Even if this sort of thing can be made to work, it is almost certainly going to be costly, which brings me to another point. Engineered antibodies are inherently difficult to manufacture, so they are all going to be expensive. What’s more, for antibodies, it is much harder to invoke the argument used for widespread vaccine deployment: that by saving ourselves, we are also saving others. Antibodies save lives by treating cancer or autoimmune diseases, but they can’t protect the whole of humanity in the same way a vaccine can. So another problem arises: how do we make sure the treatments we are trying to develop don’t become a new source of division in the world?

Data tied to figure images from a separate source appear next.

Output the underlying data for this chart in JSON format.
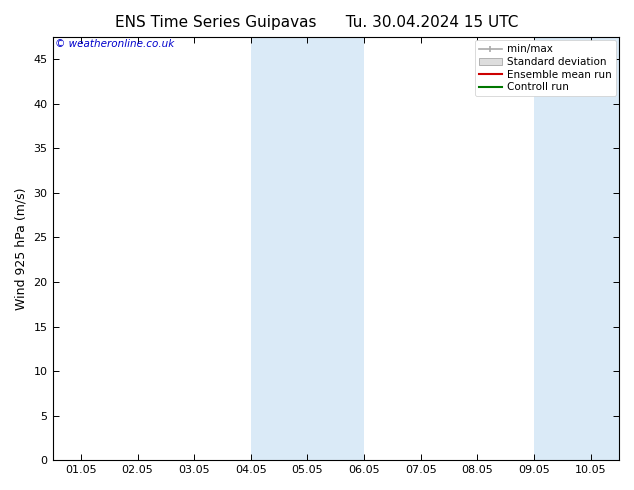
{
  "title_left": "ENS Time Series Guipavas",
  "title_right": "Tu. 30.04.2024 15 UTC",
  "ylabel": "Wind 925 hPa (m/s)",
  "ylim": [
    0,
    47.5
  ],
  "yticks": [
    0,
    5,
    10,
    15,
    20,
    25,
    30,
    35,
    40,
    45
  ],
  "x_labels": [
    "01.05",
    "02.05",
    "03.05",
    "04.05",
    "05.05",
    "06.05",
    "07.05",
    "08.05",
    "09.05",
    "10.05"
  ],
  "x_positions": [
    0,
    1,
    2,
    3,
    4,
    5,
    6,
    7,
    8,
    9
  ],
  "xlim": [
    -0.5,
    9.5
  ],
  "shaded_bands": [
    {
      "x_start": 3.0,
      "x_end": 5.0,
      "color": "#daeaf7"
    },
    {
      "x_start": 8.0,
      "x_end": 9.5,
      "color": "#daeaf7"
    }
  ],
  "watermark": "© weatheronline.co.uk",
  "watermark_color": "#0000cc",
  "background_color": "#ffffff",
  "title_fontsize": 11,
  "axis_label_fontsize": 9,
  "tick_fontsize": 8,
  "legend_items": [
    {
      "label": "min/max",
      "color": "#aaaaaa",
      "style": "minmax"
    },
    {
      "label": "Standard deviation",
      "color": "#cccccc",
      "style": "stddev"
    },
    {
      "label": "Ensemble mean run",
      "color": "#cc0000",
      "style": "line"
    },
    {
      "label": "Controll run",
      "color": "#007700",
      "style": "line"
    }
  ],
  "border_color": "#000000",
  "tick_color": "#000000"
}
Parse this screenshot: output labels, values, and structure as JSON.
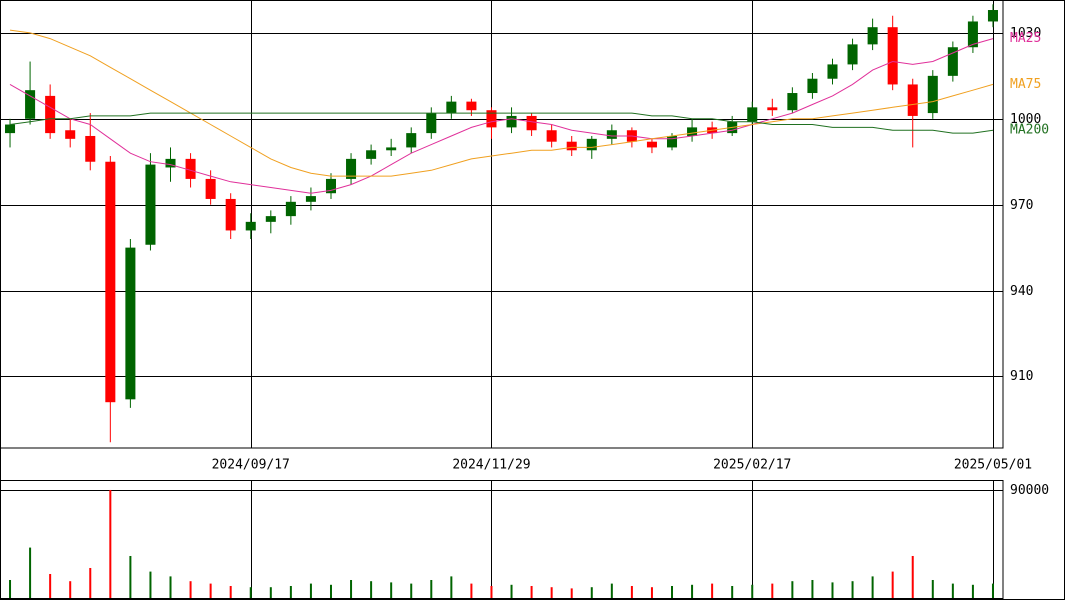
{
  "chart_data": [
    {
      "type": "candlestick",
      "categories": [
        null,
        null,
        null,
        null,
        null,
        null,
        null,
        null,
        null,
        null,
        null,
        null,
        "2024/09/17",
        null,
        null,
        null,
        null,
        null,
        null,
        null,
        null,
        null,
        null,
        null,
        "2024/11/29",
        null,
        null,
        null,
        null,
        null,
        null,
        null,
        null,
        null,
        null,
        null,
        null,
        "2025/02/17",
        null,
        null,
        null,
        null,
        null,
        null,
        null,
        null,
        null,
        null,
        null,
        "2025/05/01"
      ],
      "open": [
        995,
        1000,
        1008,
        996,
        994,
        985,
        902,
        956,
        983,
        986,
        979,
        972,
        961,
        964,
        966,
        971,
        974,
        979,
        986,
        989,
        990,
        995,
        1002,
        1006,
        1003,
        997,
        1001,
        996,
        992,
        989,
        993,
        996,
        992,
        990,
        994,
        997,
        995,
        999,
        1004,
        1003,
        1009,
        1014,
        1019,
        1026,
        1032,
        1012,
        1002,
        1015,
        1025,
        1034
      ],
      "high": [
        1000,
        1020,
        1012,
        1000,
        1002,
        987,
        958,
        988,
        990,
        988,
        982,
        974,
        967,
        968,
        973,
        976,
        981,
        988,
        991,
        993,
        997,
        1004,
        1008,
        1007,
        1004,
        1004,
        1002,
        998,
        994,
        994,
        998,
        997,
        993,
        995,
        1000,
        999,
        1001,
        1006,
        1007,
        1011,
        1016,
        1021,
        1028,
        1035,
        1036,
        1014,
        1017,
        1027,
        1036,
        1040
      ],
      "low": [
        990,
        998,
        993,
        990,
        982,
        887,
        899,
        954,
        978,
        976,
        970,
        958,
        958,
        960,
        963,
        968,
        972,
        977,
        984,
        987,
        988,
        993,
        1000,
        1001,
        993,
        995,
        994,
        990,
        987,
        986,
        991,
        990,
        988,
        989,
        992,
        993,
        994,
        998,
        1001,
        1002,
        1007,
        1012,
        1017,
        1024,
        1010,
        990,
        1000,
        1013,
        1023,
        1032
      ],
      "close": [
        998,
        1010,
        995,
        993,
        985,
        901,
        955,
        984,
        986,
        979,
        972,
        961,
        964,
        966,
        971,
        973,
        979,
        986,
        989,
        990,
        995,
        1002,
        1006,
        1003,
        997,
        1001,
        996,
        992,
        989,
        993,
        996,
        992,
        990,
        994,
        997,
        995,
        999,
        1004,
        1003,
        1009,
        1014,
        1019,
        1026,
        1032,
        1012,
        1001,
        1015,
        1025,
        1034,
        1038
      ],
      "up_color": "#006400",
      "down_color": "#ff0000",
      "series": [
        {
          "name": "MA25",
          "color": "#e0309a",
          "values": [
            1012,
            1008,
            1004,
            1000,
            998,
            993,
            988,
            985,
            984,
            982,
            980,
            978,
            977,
            976,
            975,
            974,
            975,
            977,
            980,
            984,
            988,
            991,
            994,
            997,
            999,
            1000,
            999,
            998,
            996,
            995,
            994,
            994,
            993,
            993,
            994,
            995,
            996,
            998,
            1000,
            1002,
            1005,
            1008,
            1012,
            1017,
            1020,
            1019,
            1020,
            1023,
            1026,
            1028
          ]
        },
        {
          "name": "MA75",
          "color": "#f0a020",
          "values": [
            1031,
            1030,
            1028,
            1025,
            1022,
            1018,
            1014,
            1010,
            1006,
            1002,
            998,
            994,
            990,
            986,
            983,
            981,
            980,
            980,
            980,
            980,
            981,
            982,
            984,
            986,
            987,
            988,
            989,
            989,
            990,
            990,
            991,
            992,
            993,
            994,
            995,
            996,
            997,
            998,
            999,
            1000,
            1000,
            1001,
            1002,
            1003,
            1004,
            1005,
            1006,
            1008,
            1010,
            1012
          ]
        },
        {
          "name": "MA200",
          "color": "#207020",
          "values": [
            998,
            999,
            1000,
            1000,
            1001,
            1001,
            1001,
            1002,
            1002,
            1002,
            1002,
            1002,
            1002,
            1002,
            1002,
            1002,
            1002,
            1002,
            1002,
            1002,
            1002,
            1002,
            1002,
            1002,
            1002,
            1002,
            1002,
            1002,
            1002,
            1002,
            1002,
            1002,
            1001,
            1001,
            1000,
            1000,
            999,
            999,
            998,
            998,
            998,
            997,
            997,
            997,
            996,
            996,
            996,
            995,
            995,
            996
          ]
        }
      ],
      "ylim": [
        885,
        1041.5
      ],
      "yticks": [
        910,
        940,
        970,
        1000,
        1030
      ],
      "grid": true
    },
    {
      "type": "bar",
      "values": [
        15000,
        42000,
        20000,
        14000,
        25000,
        90000,
        35000,
        22000,
        18000,
        14000,
        12000,
        10000,
        9000,
        9000,
        10000,
        12000,
        11000,
        15000,
        14000,
        13000,
        12000,
        15000,
        18000,
        12000,
        10000,
        11000,
        10000,
        9000,
        8000,
        9000,
        12000,
        10000,
        9000,
        10000,
        11000,
        12000,
        10000,
        11000,
        12000,
        14000,
        15000,
        13000,
        14000,
        18000,
        22000,
        35000,
        15000,
        12000,
        11000,
        12000
      ],
      "ylim": [
        0,
        98300
      ],
      "yticks": [
        90000
      ],
      "grid": true
    }
  ]
}
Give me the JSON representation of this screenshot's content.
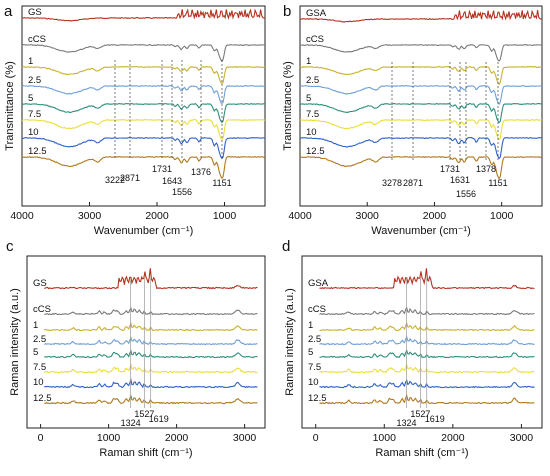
{
  "chart_data": [
    {
      "panel": "a",
      "type": "line",
      "title": "",
      "xlabel": "Wavenumber (cm⁻¹)",
      "ylabel": "Transmittance (%)",
      "xlim": [
        4000,
        400
      ],
      "x_reversed": true,
      "xticks": [
        "4000",
        "3000",
        "2000",
        "1000"
      ],
      "grid": false,
      "series": [
        {
          "name": "GS",
          "color": "#b5311f"
        },
        {
          "name": "cCS",
          "color": "#7a7a7a"
        },
        {
          "name": "1",
          "color": "#c9b22e"
        },
        {
          "name": "2.5",
          "color": "#6f9fd8"
        },
        {
          "name": "5",
          "color": "#2f8f7a"
        },
        {
          "name": "7.5",
          "color": "#e9df3a"
        },
        {
          "name": "10",
          "color": "#2f62c9"
        },
        {
          "name": "12.5",
          "color": "#b07a1d"
        }
      ],
      "annotations": [
        "3222",
        "2871",
        "1731",
        "1643",
        "1556",
        "1376",
        "1151"
      ]
    },
    {
      "panel": "b",
      "type": "line",
      "title": "",
      "xlabel": "Wavenumber (cm⁻¹)",
      "ylabel": "Transmittance (%)",
      "xlim": [
        4000,
        400
      ],
      "x_reversed": true,
      "xticks": [
        "4000",
        "3000",
        "2000",
        "1000"
      ],
      "grid": false,
      "series": [
        {
          "name": "GSA",
          "color": "#b5311f"
        },
        {
          "name": "cCS",
          "color": "#7a7a7a"
        },
        {
          "name": "1",
          "color": "#c9b22e"
        },
        {
          "name": "2.5",
          "color": "#6f9fd8"
        },
        {
          "name": "5",
          "color": "#2f8f7a"
        },
        {
          "name": "7.5",
          "color": "#e9df3a"
        },
        {
          "name": "10",
          "color": "#2f62c9"
        },
        {
          "name": "12.5",
          "color": "#b07a1d"
        }
      ],
      "annotations": [
        "3278",
        "2871",
        "1731",
        "1631",
        "1556",
        "1378",
        "1151"
      ]
    },
    {
      "panel": "c",
      "type": "line",
      "title": "",
      "xlabel": "Raman shift (cm⁻¹)",
      "ylabel": "Raman intensity (a.u.)",
      "xlim": [
        -200,
        3300
      ],
      "xticks": [
        "0",
        "1000",
        "2000",
        "3000"
      ],
      "grid": false,
      "series": [
        {
          "name": "GS",
          "color": "#b5311f"
        },
        {
          "name": "cCS",
          "color": "#7a7a7a"
        },
        {
          "name": "1",
          "color": "#c9b22e"
        },
        {
          "name": "2.5",
          "color": "#6f9fd8"
        },
        {
          "name": "5",
          "color": "#2f8f7a"
        },
        {
          "name": "7.5",
          "color": "#e9df3a"
        },
        {
          "name": "10",
          "color": "#2f62c9"
        },
        {
          "name": "12.5",
          "color": "#b07a1d"
        }
      ],
      "annotations": [
        "1527",
        "1324",
        "1619"
      ]
    },
    {
      "panel": "d",
      "type": "line",
      "title": "",
      "xlabel": "Raman shift (cm⁻¹)",
      "ylabel": "Raman intensity (a.u.)",
      "xlim": [
        -200,
        3300
      ],
      "xticks": [
        "0",
        "1000",
        "2000",
        "3000"
      ],
      "grid": false,
      "series": [
        {
          "name": "GSA",
          "color": "#b5311f"
        },
        {
          "name": "cCS",
          "color": "#7a7a7a"
        },
        {
          "name": "1",
          "color": "#c9b22e"
        },
        {
          "name": "2.5",
          "color": "#6f9fd8"
        },
        {
          "name": "5",
          "color": "#2f8f7a"
        },
        {
          "name": "7.5",
          "color": "#e9df3a"
        },
        {
          "name": "10",
          "color": "#2f62c9"
        },
        {
          "name": "12.5",
          "color": "#b07a1d"
        }
      ],
      "annotations": [
        "1527",
        "1324",
        "1619"
      ]
    }
  ]
}
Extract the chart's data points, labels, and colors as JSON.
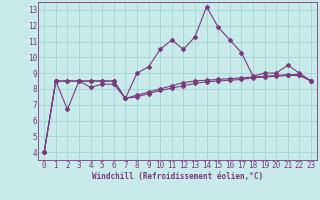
{
  "x_values": [
    0,
    1,
    2,
    3,
    4,
    5,
    6,
    7,
    8,
    9,
    10,
    11,
    12,
    13,
    14,
    15,
    16,
    17,
    18,
    19,
    20,
    21,
    22,
    23
  ],
  "line1_y": [
    4.0,
    8.5,
    6.7,
    8.5,
    8.1,
    8.3,
    8.3,
    7.4,
    9.0,
    9.4,
    10.5,
    11.1,
    10.5,
    11.3,
    13.2,
    11.9,
    11.1,
    10.3,
    8.8,
    9.0,
    9.0,
    9.5,
    9.0,
    8.5
  ],
  "line2_y": [
    4.0,
    8.5,
    8.5,
    8.5,
    8.5,
    8.5,
    8.5,
    7.4,
    7.6,
    7.8,
    8.0,
    8.2,
    8.4,
    8.5,
    8.55,
    8.6,
    8.65,
    8.7,
    8.75,
    8.8,
    8.85,
    8.9,
    8.9,
    8.5
  ],
  "line3_y": [
    4.0,
    8.5,
    8.5,
    8.5,
    8.5,
    8.5,
    8.5,
    7.4,
    7.5,
    7.7,
    7.9,
    8.05,
    8.2,
    8.35,
    8.45,
    8.5,
    8.55,
    8.6,
    8.7,
    8.75,
    8.8,
    8.85,
    8.85,
    8.5
  ],
  "line_color": "#7B3B7B",
  "bg_color": "#c8eaea",
  "grid_color": "#9dcece",
  "ylim": [
    3.5,
    13.5
  ],
  "xlim": [
    -0.5,
    23.5
  ],
  "yticks": [
    4,
    5,
    6,
    7,
    8,
    9,
    10,
    11,
    12,
    13
  ],
  "xticks": [
    0,
    1,
    2,
    3,
    4,
    5,
    6,
    7,
    8,
    9,
    10,
    11,
    12,
    13,
    14,
    15,
    16,
    17,
    18,
    19,
    20,
    21,
    22,
    23
  ],
  "xlabel": "Windchill (Refroidissement éolien,°C)",
  "xlabel_fontsize": 5.5,
  "tick_fontsize": 5.5,
  "marker": "D",
  "marker_size": 2.0,
  "line_width": 0.8
}
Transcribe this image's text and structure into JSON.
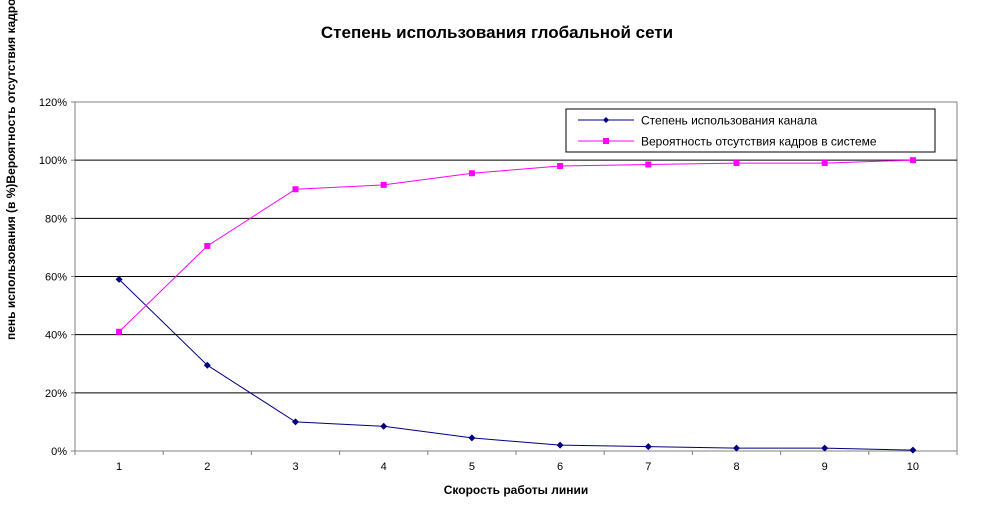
{
  "chart_data": {
    "type": "line",
    "title": "Степень использования глобальной сети",
    "xlabel": "Скорость работы линии",
    "ylabel": "пень использования (в %)Вероятность отсутствия кадров в системе",
    "categories": [
      "1",
      "2",
      "3",
      "4",
      "5",
      "6",
      "7",
      "8",
      "9",
      "10"
    ],
    "yticks": [
      "0%",
      "20%",
      "40%",
      "60%",
      "80%",
      "100%",
      "120%"
    ],
    "ylim": [
      0,
      1.2
    ],
    "grid": true,
    "legend_position": "top-right",
    "series": [
      {
        "name": "Степень использования канала",
        "color": "#000080",
        "marker": "diamond",
        "values": [
          0.59,
          0.295,
          0.1,
          0.085,
          0.045,
          0.02,
          0.015,
          0.01,
          0.01,
          0.003
        ]
      },
      {
        "name": "Вероятность отсутствия кадров в системе",
        "color": "#ff00ff",
        "marker": "square",
        "values": [
          0.41,
          0.705,
          0.9,
          0.915,
          0.955,
          0.98,
          0.985,
          0.99,
          0.99,
          1.0
        ]
      }
    ]
  }
}
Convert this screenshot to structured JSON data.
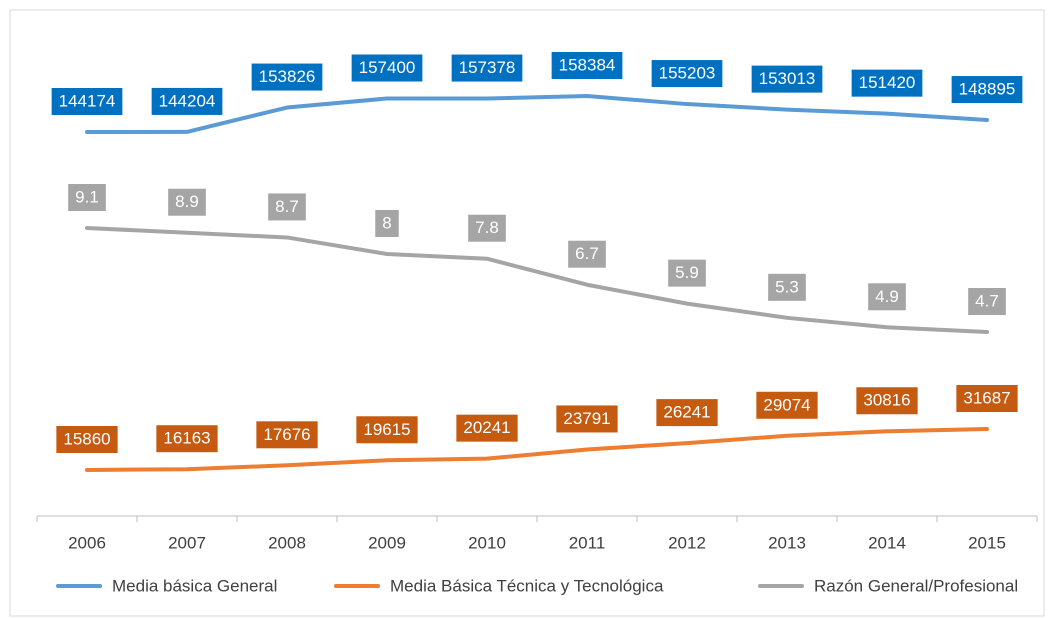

This is something many of us in the field worry about. We need a strong framework for fair and equitable access to all medicines across the globe, not only covid-19 vaccines. But that’s not to say we shouldn’t celebrate the scientific unravelling of the human body’s secrets and push forward with using our knowledge to create advanced new medicines – not least designer antibodies. For me, and I suspect for many others, we gain something else from fathoming the minutiae of what goes on inside our bodies. We understand ourselves that little bit better.